Load Data
data("cars")
head(cars)
## speed dist
## 1 4 2
## 2 4 10
## 3 7 4
## 4 7 22
## 5 8 16
## 6 9 10
Visualize the Data
This plot compares the values of stopping distance with speed, where distance is dependent on the speed of the car.
plot(x = cars$speed, y = cars$dist, main = "Speed vs Stopping Distance", xlab = "Speed", ylab="Distance")
Linear Regression Model
For the function \(y = a_0 + a_1x_1\) where \(y\) is the stopping distance and \(x\) is the speed, the linear model calculates that \(a_0 = -17.579\) and \(a_1 = 3.932\)
cars_lm <- lm(cars$dist ~ cars$speed)
cars_lm
##
## Call:
## lm(formula = cars$dist ~ cars$speed)
##
## Coefficients:
## (Intercept) cars$speed
## -17.579 3.932
Plotting the linear regression
The line shows us where the expected stopping distance would be if given a speed.
plot(cars$speed, cars$dist)
abline(cars_lm)
Summary of the linear regression model
The standard error for speed is 9.75 times smaller than the corresponding coefficent. This means there is relatively little variablility in the slope estimate, \(a_1\).
The standard error the intercept, \(a_1\) has a ratio of 2.6 to the correspoding coefficent which means it could vary a lot.

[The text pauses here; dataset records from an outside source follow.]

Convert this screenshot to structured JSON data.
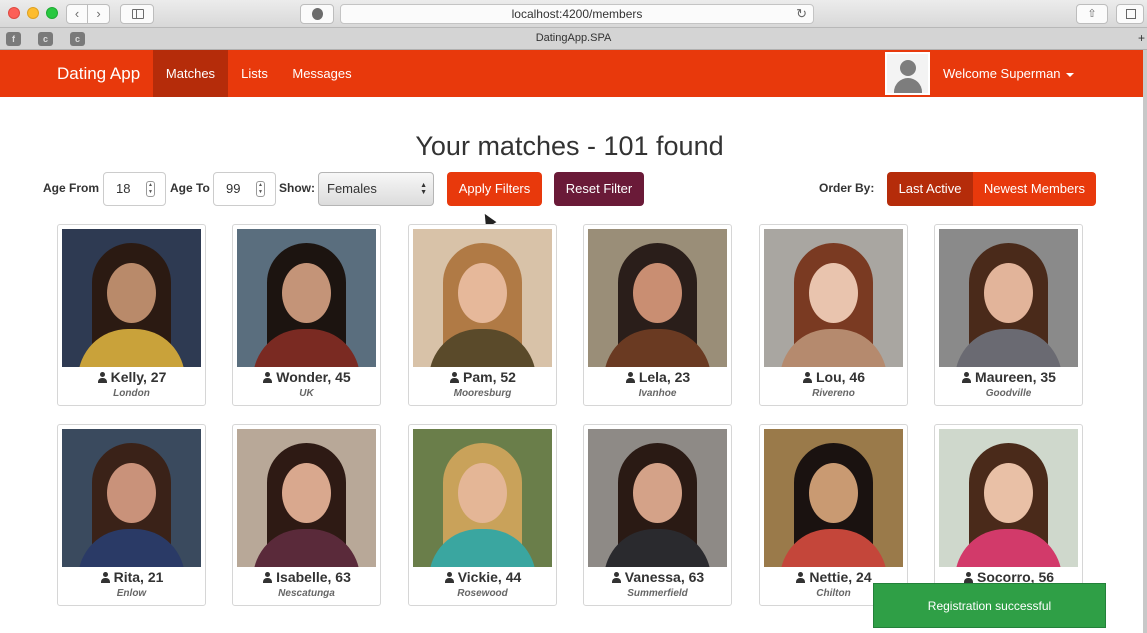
{
  "browser": {
    "url": "localhost:4200/members",
    "tab_title": "DatingApp.SPA",
    "back_glyph": "‹",
    "forward_glyph": "›",
    "reload_glyph": "↻",
    "share_glyph": "⇧",
    "new_tab_glyph": "+",
    "favicons": [
      {
        "label": "f",
        "icon": "facebook-icon"
      },
      {
        "label": "c",
        "icon": "bookmark-icon"
      },
      {
        "label": "c",
        "icon": "bookmark-icon"
      }
    ]
  },
  "navbar": {
    "brand": "Dating App",
    "links": [
      {
        "label": "Matches",
        "active": true
      },
      {
        "label": "Lists",
        "active": false
      },
      {
        "label": "Messages",
        "active": false
      }
    ],
    "welcome": "Welcome Superman",
    "avatar_icon": "user-placeholder-icon"
  },
  "heading": "Your matches - 101 found",
  "filters": {
    "age_from_label": "Age From",
    "age_from_value": "18",
    "age_to_label": "Age To",
    "age_to_value": "99",
    "show_label": "Show:",
    "show_value": "Females",
    "apply_label": "Apply Filters",
    "reset_label": "Reset Filter",
    "order_by_label": "Order By:",
    "order_options": [
      {
        "label": "Last Active",
        "active": true
      },
      {
        "label": "Newest Members",
        "active": false
      }
    ]
  },
  "members": [
    {
      "name_age": "Kelly, 27",
      "city": "London",
      "colors": {
        "bg": "#2e3a52",
        "hair": "#2b1a12",
        "face": "#b98a6a",
        "body": "#c9a23a"
      }
    },
    {
      "name_age": "Wonder, 45",
      "city": "UK",
      "colors": {
        "bg": "#5a6e7e",
        "hair": "#1c1410",
        "face": "#c49478",
        "body": "#7a2a22"
      }
    },
    {
      "name_age": "Pam, 52",
      "city": "Mooresburg",
      "colors": {
        "bg": "#d8c2a8",
        "hair": "#b07a45",
        "face": "#e6b89a",
        "body": "#5a4a2a"
      }
    },
    {
      "name_age": "Lela, 23",
      "city": "Ivanhoe",
      "colors": {
        "bg": "#9a8e78",
        "hair": "#2a1e1a",
        "face": "#c98e72",
        "body": "#6a3a22"
      }
    },
    {
      "name_age": "Lou, 46",
      "city": "Rivereno",
      "colors": {
        "bg": "#a9a6a1",
        "hair": "#7a3a22",
        "face": "#e9c4ae",
        "body": "#b58a6e"
      }
    },
    {
      "name_age": "Maureen, 35",
      "city": "Goodville",
      "colors": {
        "bg": "#8a8a8a",
        "hair": "#4a2a1a",
        "face": "#e2b49a",
        "body": "#6a6a72"
      }
    },
    {
      "name_age": "Rita, 21",
      "city": "Enlow",
      "colors": {
        "bg": "#3a4a5e",
        "hair": "#3a2218",
        "face": "#c9927a",
        "body": "#2a3a66"
      }
    },
    {
      "name_age": "Isabelle, 63",
      "city": "Nescatunga",
      "colors": {
        "bg": "#b8a898",
        "hair": "#2e1a14",
        "face": "#d9a88e",
        "body": "#5a2a3a"
      }
    },
    {
      "name_age": "Vickie, 44",
      "city": "Rosewood",
      "colors": {
        "bg": "#6a7e4a",
        "hair": "#c9a25a",
        "face": "#e4b696",
        "body": "#3aa6a0"
      }
    },
    {
      "name_age": "Vanessa, 63",
      "city": "Summerfield",
      "colors": {
        "bg": "#8e8a86",
        "hair": "#2a1a14",
        "face": "#d4a288",
        "body": "#2a2a2e"
      }
    },
    {
      "name_age": "Nettie, 24",
      "city": "Chilton",
      "colors": {
        "bg": "#9a7a4a",
        "hair": "#1a1210",
        "face": "#c99a72",
        "body": "#c4463a"
      }
    },
    {
      "name_age": "Socorro, 56",
      "city": "",
      "colors": {
        "bg": "#cfd8cc",
        "hair": "#4a2a1a",
        "face": "#e9c0a6",
        "body": "#d23a6a"
      }
    }
  ],
  "toast": "Registration successful",
  "colors": {
    "primary": "#e8390c",
    "primary_dark": "#b52c0a",
    "reset": "#6a1a38",
    "toast": "#2f9f46"
  }
}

The max and min values of the residuals are close to the the same distance away from zero, though the max has a slightly greater distance. This could result is a slight skew.

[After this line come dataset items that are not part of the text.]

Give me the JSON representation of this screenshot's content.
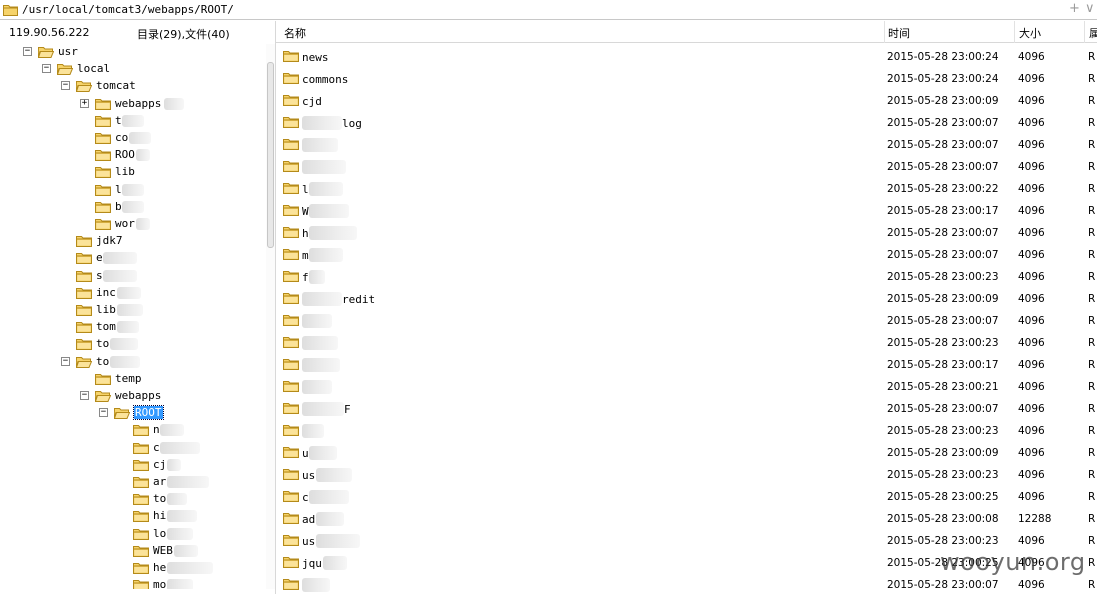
{
  "path_bar": {
    "path": "/usr/local/tomcat3/webapps/ROOT/",
    "ctrl_add": "+",
    "ctrl_menu": "∨"
  },
  "left_header": {
    "ip": "119.90.56.222",
    "counts": "目录(29),文件(40)"
  },
  "columns": {
    "name": "名称",
    "time": "时间",
    "size": "大小",
    "attr": "属"
  },
  "tree": [
    {
      "level": 1,
      "exp": "−",
      "label": "usr",
      "blur": 0,
      "selected": false
    },
    {
      "level": 2,
      "exp": "−",
      "label": "local",
      "blur": 0,
      "selected": false
    },
    {
      "level": 3,
      "exp": "−",
      "label": "tomcat",
      "blur": 0,
      "selected": false
    },
    {
      "level": 4,
      "exp": "+",
      "label": "webapps",
      "blur": 20,
      "selected": false
    },
    {
      "level": 4,
      "exp": "",
      "label": "t",
      "blur": 22,
      "selected": false
    },
    {
      "level": 4,
      "exp": "",
      "label": "co",
      "blur": 22,
      "selected": false
    },
    {
      "level": 4,
      "exp": "",
      "label": "ROO",
      "blur": 14,
      "selected": false
    },
    {
      "level": 4,
      "exp": "",
      "label": "lib",
      "blur": 0,
      "selected": false
    },
    {
      "level": 4,
      "exp": "",
      "label": "l",
      "blur": 22,
      "selected": false
    },
    {
      "level": 4,
      "exp": "",
      "label": "b",
      "blur": 22,
      "selected": false
    },
    {
      "level": 4,
      "exp": "",
      "label": "wor",
      "blur": 14,
      "selected": false
    },
    {
      "level": 3,
      "exp": "",
      "label": "jdk7",
      "blur": 0,
      "selected": false
    },
    {
      "level": 3,
      "exp": "",
      "label": "e",
      "blur": 34,
      "selected": false
    },
    {
      "level": 3,
      "exp": "",
      "label": "s",
      "blur": 34,
      "selected": false
    },
    {
      "level": 3,
      "exp": "",
      "label": "inc",
      "blur": 24,
      "selected": false
    },
    {
      "level": 3,
      "exp": "",
      "label": "lib",
      "blur": 26,
      "selected": false
    },
    {
      "level": 3,
      "exp": "",
      "label": "tom",
      "blur": 22,
      "selected": false
    },
    {
      "level": 3,
      "exp": "",
      "label": "to",
      "blur": 28,
      "selected": false
    },
    {
      "level": 3,
      "exp": "−",
      "label": "to",
      "blur": 30,
      "selected": false
    },
    {
      "level": 4,
      "exp": "",
      "label": "temp",
      "blur": 0,
      "selected": false
    },
    {
      "level": 4,
      "exp": "−",
      "label": "webapps",
      "blur": 0,
      "selected": false
    },
    {
      "level": 5,
      "exp": "−",
      "label": "ROOT",
      "blur": 0,
      "selected": true
    },
    {
      "level": 6,
      "exp": "",
      "label": "n",
      "blur": 24,
      "selected": false
    },
    {
      "level": 6,
      "exp": "",
      "label": "c",
      "blur": 40,
      "selected": false
    },
    {
      "level": 6,
      "exp": "",
      "label": "cj",
      "blur": 14,
      "selected": false
    },
    {
      "level": 6,
      "exp": "",
      "label": "ar",
      "blur": 42,
      "selected": false
    },
    {
      "level": 6,
      "exp": "",
      "label": "to",
      "blur": 20,
      "selected": false
    },
    {
      "level": 6,
      "exp": "",
      "label": "hi",
      "blur": 30,
      "selected": false
    },
    {
      "level": 6,
      "exp": "",
      "label": "lo",
      "blur": 26,
      "selected": false
    },
    {
      "level": 6,
      "exp": "",
      "label": "WEB",
      "blur": 24,
      "selected": false
    },
    {
      "level": 6,
      "exp": "",
      "label": "he",
      "blur": 46,
      "selected": false
    },
    {
      "level": 6,
      "exp": "",
      "label": "mo",
      "blur": 26,
      "selected": false
    }
  ],
  "files": [
    {
      "name": "news",
      "blur": 0,
      "time": "2015-05-28 23:00:24",
      "size": "4096",
      "attr": "R"
    },
    {
      "name": "commons",
      "blur": 0,
      "time": "2015-05-28 23:00:24",
      "size": "4096",
      "attr": "R"
    },
    {
      "name": "cjd",
      "blur": 0,
      "time": "2015-05-28 23:00:09",
      "size": "4096",
      "attr": "R"
    },
    {
      "name": "log",
      "blur": 40,
      "time": "2015-05-28 23:00:07",
      "size": "4096",
      "attr": "R"
    },
    {
      "name": "",
      "blur": 36,
      "time": "2015-05-28 23:00:07",
      "size": "4096",
      "attr": "R"
    },
    {
      "name": "",
      "blur": 44,
      "time": "2015-05-28 23:00:07",
      "size": "4096",
      "attr": "R"
    },
    {
      "name": "l",
      "blur": 34,
      "time": "2015-05-28 23:00:22",
      "size": "4096",
      "attr": "R"
    },
    {
      "name": "W",
      "blur": 40,
      "time": "2015-05-28 23:00:17",
      "size": "4096",
      "attr": "R"
    },
    {
      "name": "h",
      "blur": 48,
      "time": "2015-05-28 23:00:07",
      "size": "4096",
      "attr": "R"
    },
    {
      "name": "m",
      "blur": 34,
      "time": "2015-05-28 23:00:07",
      "size": "4096",
      "attr": "R"
    },
    {
      "name": "f",
      "blur": 16,
      "time": "2015-05-28 23:00:23",
      "size": "4096",
      "attr": "R"
    },
    {
      "name": "redit",
      "blur": 40,
      "time": "2015-05-28 23:00:09",
      "size": "4096",
      "attr": "R"
    },
    {
      "name": "",
      "blur": 30,
      "time": "2015-05-28 23:00:07",
      "size": "4096",
      "attr": "R"
    },
    {
      "name": "",
      "blur": 36,
      "time": "2015-05-28 23:00:23",
      "size": "4096",
      "attr": "R"
    },
    {
      "name": "",
      "blur": 38,
      "time": "2015-05-28 23:00:17",
      "size": "4096",
      "attr": "R"
    },
    {
      "name": "",
      "blur": 30,
      "time": "2015-05-28 23:00:21",
      "size": "4096",
      "attr": "R"
    },
    {
      "name": "F",
      "blur": 42,
      "time": "2015-05-28 23:00:07",
      "size": "4096",
      "attr": "R"
    },
    {
      "name": "",
      "blur": 22,
      "time": "2015-05-28 23:00:23",
      "size": "4096",
      "attr": "R"
    },
    {
      "name": "u",
      "blur": 28,
      "time": "2015-05-28 23:00:09",
      "size": "4096",
      "attr": "R"
    },
    {
      "name": "us",
      "blur": 36,
      "time": "2015-05-28 23:00:23",
      "size": "4096",
      "attr": "R"
    },
    {
      "name": "c",
      "blur": 40,
      "time": "2015-05-28 23:00:25",
      "size": "4096",
      "attr": "R"
    },
    {
      "name": "ad",
      "blur": 28,
      "time": "2015-05-28 23:00:08",
      "size": "12288",
      "attr": "R"
    },
    {
      "name": "us",
      "blur": 44,
      "time": "2015-05-28 23:00:23",
      "size": "4096",
      "attr": "R"
    },
    {
      "name": "jqu",
      "blur": 24,
      "time": "2015-05-28 23:00:25",
      "size": "4096",
      "attr": "R"
    },
    {
      "name": "",
      "blur": 28,
      "time": "2015-05-28 23:00:07",
      "size": "4096",
      "attr": "R"
    }
  ],
  "watermark": "wooyun.org",
  "colors": {
    "selection": "#3399ff",
    "folder": "#f2c94c",
    "folder_stroke": "#b48a1a"
  }
}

The p-value for car’s speed is very small, meaning it plays a very important part in the model. The p-value for the intercept is .01, or about 1% chance that it is NOT relevant to the model.
The Multiple \(R^2\) is .65 which means it explains 65% of the data’s variation.
summary(cars_lm)
##
## Call:
## lm(formula = cars$dist ~ cars$speed)
##
## Residuals:
## Min 1Q Median 3Q Max
## -29.069 -9.525 -2.272 9.215 43.201
##
## Coefficients:
## Estimate Std. Error t value Pr(>|t|)
## (Intercept) -17.5791 6.7584 -2.601 0.0123 *
## cars$speed 3.9324 0.4155 9.464 1.49e-12 ***
## ---
## Signif. codes: 0 '***' 0.001 '**' 0.01 '*' 0.05 '.' 0.1 ' ' 1
##
## Residual standard error: 15.38 on 48 degrees of freedom
## Multiple R-squared: 0.6511, Adjusted R-squared: 0.6438
## F-statistic: 89.57 on 1 and 48 DF, p-value: 1.49e-12
Residual Analysis
The residuals show the difference between the actual value and expected value on the regression line. The line is a good fit if the residual values are normally distributed around a mean of zero. We can visualize this with a plot.

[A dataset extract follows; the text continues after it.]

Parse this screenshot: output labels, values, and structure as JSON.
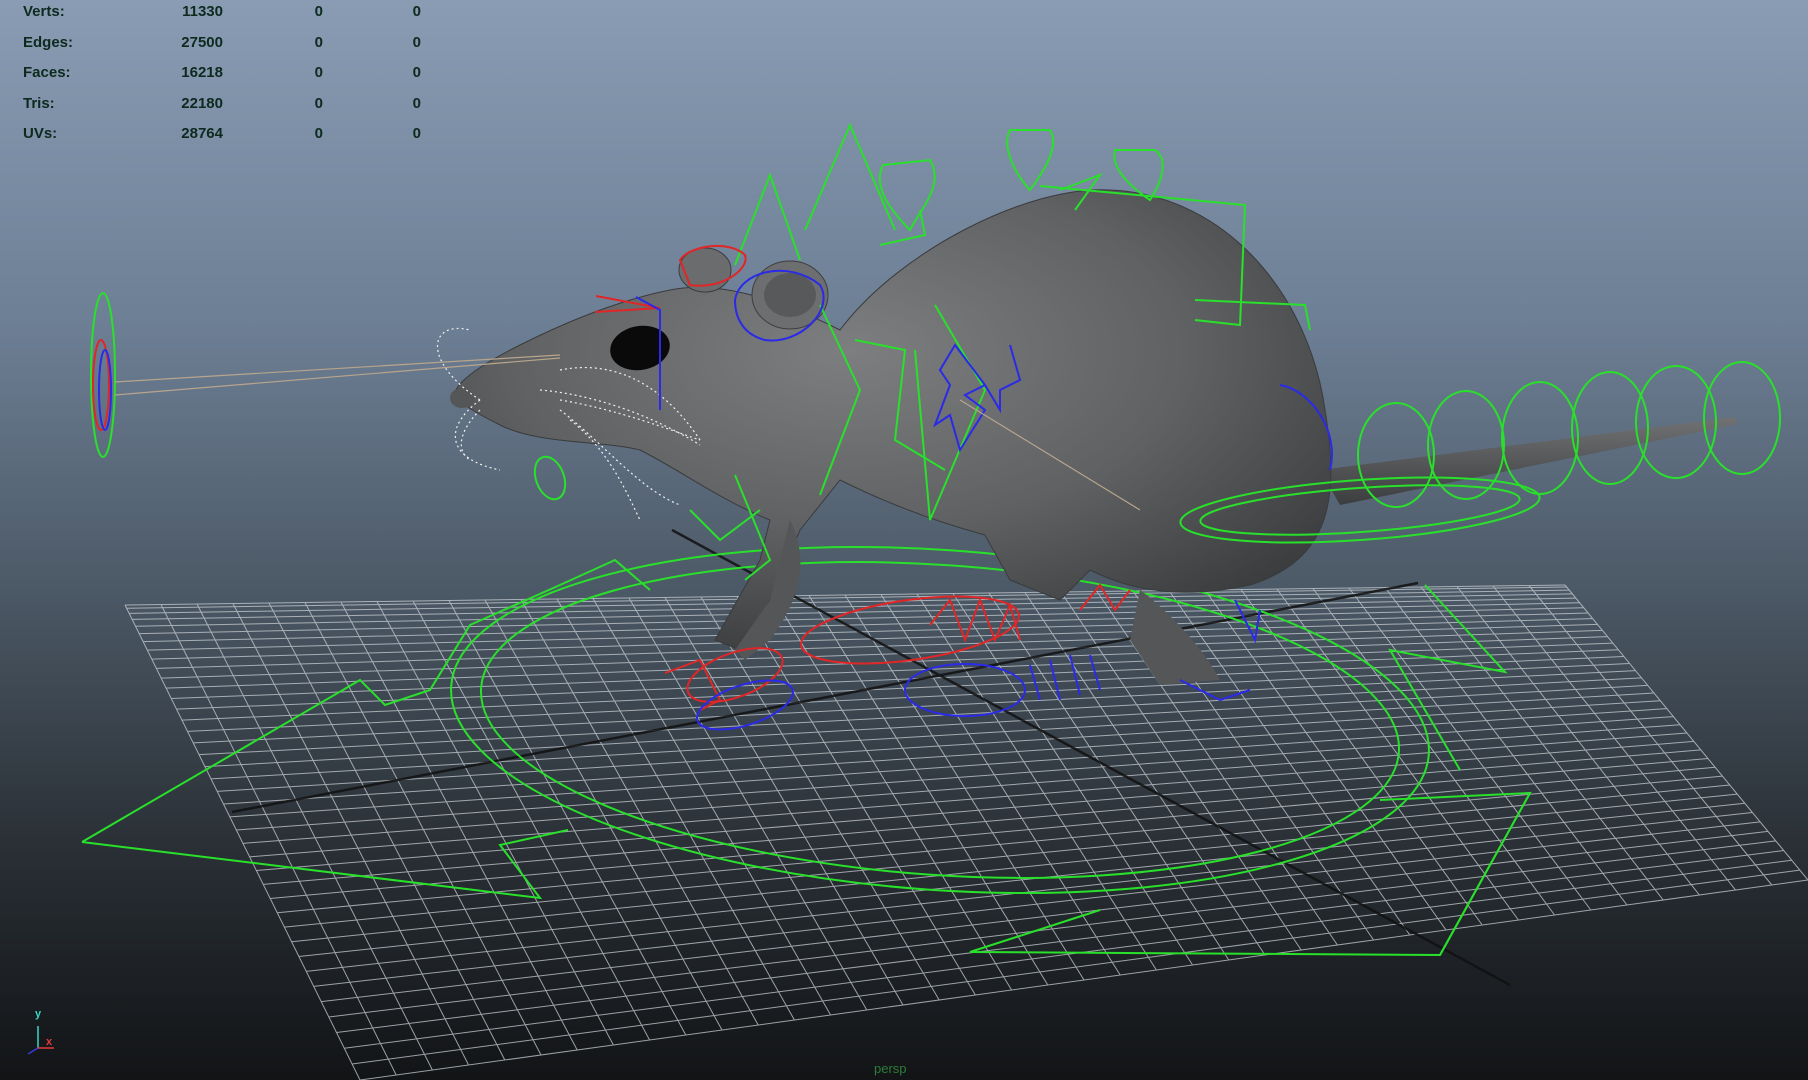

The mean of the residuals is very close to zero and the data looks normally distributed though with maybe a slight skew to the right.
mean(cars_lm$residuals)
## [1] 8.65974e-17
hist(cars_lm$residuals, breaks = 35)
With this plot it is hard to tell if there is any skew. The residuals look evenly distributed around zero.
plot(fitted(cars_lm), resid(cars_lm))
Q-Q plot
This plot tells us how well the model fits the data. If the residuals are normally distributed then they would follow the straight line. Our data shows that is fits the model fairly well and that the car’s speed is a good indicator of the stopping distance.
qqnorm(resid(cars_lm))
qqline(resid(cars_lm))